Although victorious in their first meet, Miesha Tate wishes she could run things back with Holly Holm.
The idea of fighting someone a second time after you beat them might not make sense to most, especially if their opponent doesn’t have a title or major spot on the rankings, but for Tate, rematching Holm is a personal matter. That’s why Tate is upset that she’ll likely never get the chance to do so before she hangs up the gloves now that Holm finds herself outside the UFC.
“I’m bummed I missed the window with a Holly rematch,” Tate told MMA Junkie Radio.
“It’s just a chip on my shoulder that people think that I narrowly won by a hail marry. I didn’t see it that way at all. I know that she won three rounds by point scoring me, but there was literally no damage done to me in the fight, at all. In the second round, I took her down, and it was a 10-8 round. I dominated the round from bell to bell. So going into the fifth round, if I won that round, it was a draw. People think back and be like, ‘Oh, she was getting her ass kicked, and she’s so lucky.’
“Let me get this straight. Facts: I was not getting my ass kicked, I was getting outpointed, narrowly in my opinion. I’ll give her Rounds 1, 3, and 4, but I dominated her in Round 2. I dropped heavy elbows, I attempted submissions. In the (fifth) round, I got a fairly early takedown, and I was on my way to winning that round, which would’ve made it a draw. It wouldn’t have been enough to give me the belt, so yes, I needed to finish that fight for legacy purposes, but it still makes me mad that people recall it (as a beating). I won Comeback of the Year, that’s ridiculous.”
Tate and Holm met at UFC 196 in 2016. Tate entered as the challenger, and Holm as the defending champion. It was a fight that had Holm controlling most of the action, and seemed to be cruising her way to a clear decision win.

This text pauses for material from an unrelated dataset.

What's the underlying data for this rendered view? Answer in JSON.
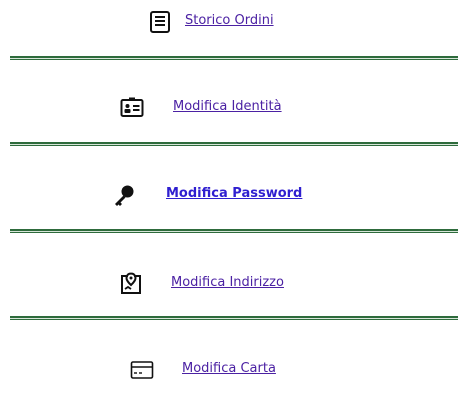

However, Tate turned that around deep into the fifth round, putting Holm to sleep with a rear-naked choke to crown herself UFC women’s bantamweight champion.
Tate won Comeback of the Year at the World MMA Awards and other media outlets for that performance against Holm. Although she’s thankful for the recognition, she feels like the MMA community has a revisionist history of her bout, something she wanted to reconfigure in a potential rematch.
“I never looked like I was done in that fight, so to me the award was weird to accept because I’m like, yeah, I needed to finish it, but I was never getting demolished,” Tate said. “So anyway, that’s why I wanted the rematch. I wanted to settle that, and dominate.”
Tate returns to the cage on May 3 at UFC on ESPN 67. She takes on fellow veteran Yana Santos.